Auch eine Steuerbefreiung gemäß § 3 Nr. 26a EStG, die sich im Übrigen, worauf der Beklagte zu Recht hinweist, nur noch auf den noch nicht ausgeschöpften Restbetrag von 270 Euro erstrecken könnte, kommt nach Auffassung des Senats im vorliegenden Fall nicht in Betracht. Steuerfrei sind nach dieser Vorschrift unter anderem Einnahmen aus einer nebenberuflichen Tätigkeit im Dienst oder Auftrag einer unter § 5 Abs. 1 Nr. 9 des Körperschaftsteuergesetzes (KStG) fallenden Einrichtung zur Förderung gemeinnütziger, mildtätiger oder kirchlicher Zwecke (§§ 52 bis 54 der Abgabenordnung – AO) bis zur Höhe von insgesamt 720 Euro. Im vorliegenden Fall kann der Senat nicht feststellen, dass der StGB NRW tatsächlich – hier allein in Betracht kommende – gemeinnützige Zwecke i. S. d. § 52 AO verfolgt und damit eine Körperschaft i. S. d. § 5 Abs. 1 Nr. 9 KStG ist. Denn nach Auskunft des Klägers, deren Richtigkeit anzuzweifeln der Senat keinen Anlass hat, ist der StGB NRW nicht wegen Gemeinnützigkeit von der Körperschaftsteuer befreit.

Die Kostenentscheidung folgt aus § 135 Abs. 1 FGO.
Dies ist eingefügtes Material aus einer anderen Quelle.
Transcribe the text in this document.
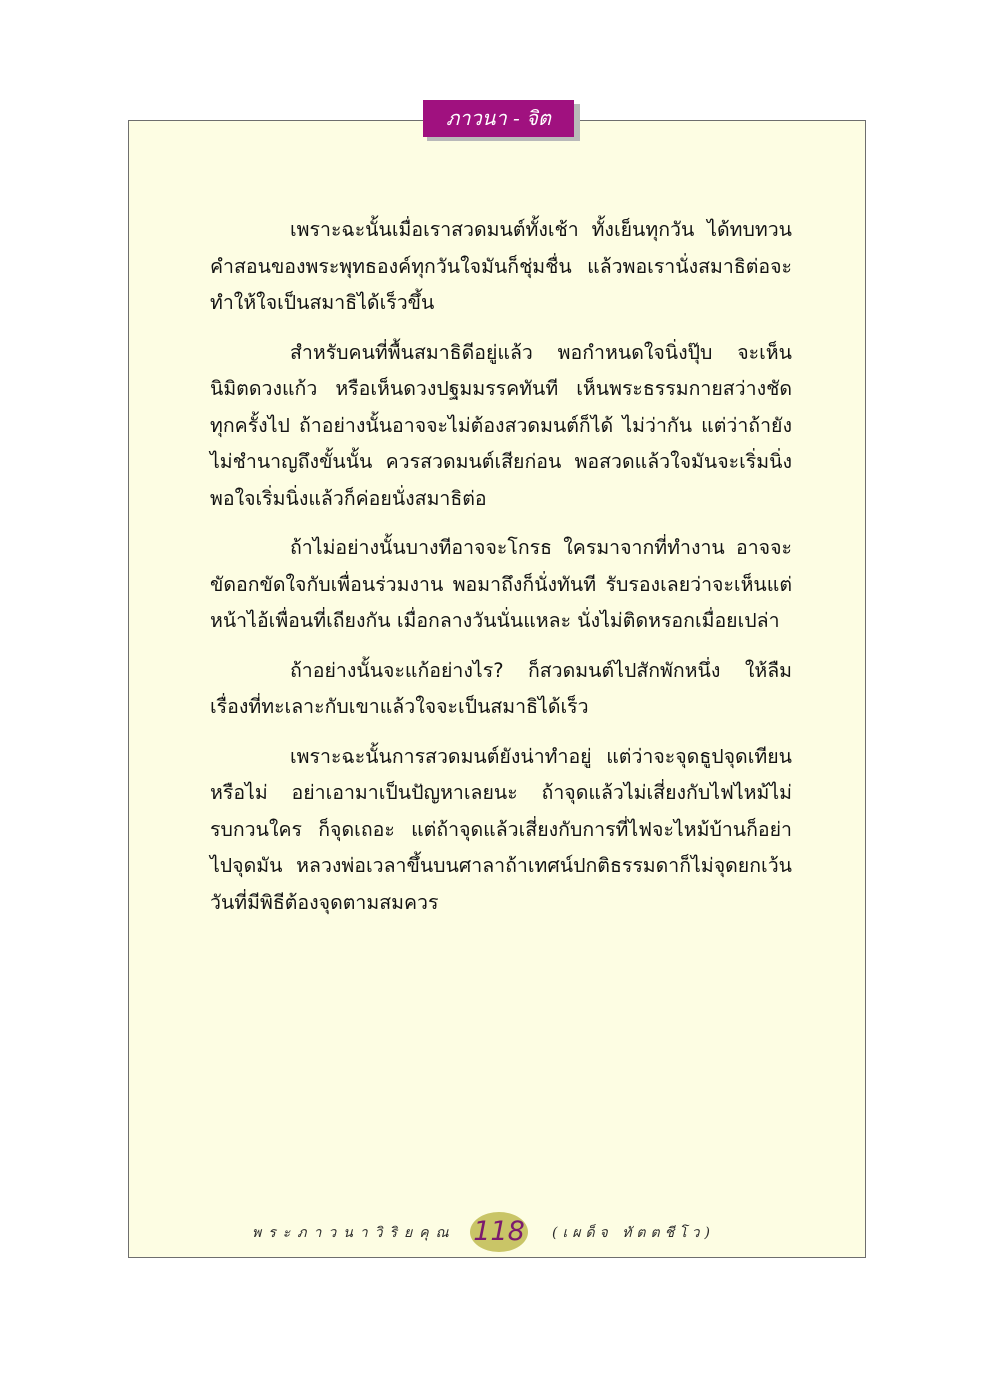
ภาวนา - จิต

เพราะฉะนั้นเมื่อเราสวดมนต์ทั้งเช้า ทั้งเย็นทุกวัน ได้ทบทวนคำสอนของพระพุทธองค์ทุกวันใจมันก็ชุ่มชื่น แล้วพอเรานั่งสมาธิต่อจะทำให้ใจเป็นสมาธิได้เร็วขึ้น

สำหรับคนที่พื้นสมาธิดีอยู่แล้ว พอกำหนดใจนิ่งปุ๊บ จะเห็นนิมิตดวงแก้ว หรือเห็นดวงปฐมมรรคทันที เห็นพระธรรมกายสว่างชัดทุกครั้งไป ถ้าอย่างนั้นอาจจะไม่ต้องสวดมนต์ก็ได้ ไม่ว่ากัน แต่ว่าถ้ายังไม่ชำนาญถึงขั้นนั้น ควรสวดมนต์เสียก่อน พอสวดแล้วใจมันจะเริ่มนิ่งพอใจเริ่มนิ่งแล้วก็ค่อยนั่งสมาธิต่อ

ถ้าไม่อย่างนั้นบางทีอาจจะโกรธ ใครมาจากที่ทำงาน อาจจะขัดอกขัดใจกับเพื่อนร่วมงาน พอมาถึงก็นั่งทันที รับรองเลยว่าจะเห็นแต่หน้าไอ้เพื่อนที่เถียงกัน เมื่อกลางวันนั่นแหละ นั่งไม่ติดหรอกเมื่อยเปล่า

ถ้าอย่างนั้นจะแก้อย่างไร? ก็สวดมนต์ไปสักพักหนึ่ง ให้ลืมเรื่องที่ทะเลาะกับเขาแล้วใจจะเป็นสมาธิได้เร็ว

เพราะฉะนั้นการสวดมนต์ยังน่าทำอยู่ แต่ว่าจะจุดธูปจุดเทียนหรือไม่ อย่าเอามาเป็นปัญหาเลยนะ ถ้าจุดแล้วไม่เสี่ยงกับไฟไหม้ไม่รบกวนใคร ก็จุดเถอะ แต่ถ้าจุดแล้วเสี่ยงกับการที่ไฟจะไหม้บ้านก็อย่าไปจุดมัน หลวงพ่อเวลาขึ้นบนศาลาถ้าเทศน์ปกติธรรมดาก็ไม่จุดยกเว้นวันที่มีพิธีต้องจุดตามสมควร

พระภาวนาวิริยคุณ 118 (เผด็จ ทัตตชีโว)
Die Revision wird gemäß § 115 Abs. 2 Nr. 2 FGO zur Fortbildung des Rechts zugelassen. Die Frage der Steuerbefreiung von Aufwandsentschädigungen gemäß § 3 Nr. 12 bzw. 26a EStG für ehrenamtliche Tätigkeiten bei einem privatrechtlich organisierten kommunalen Spitzenverband, ist – soweit ersichtlich – bislang nicht höchstrichterlich geklärt.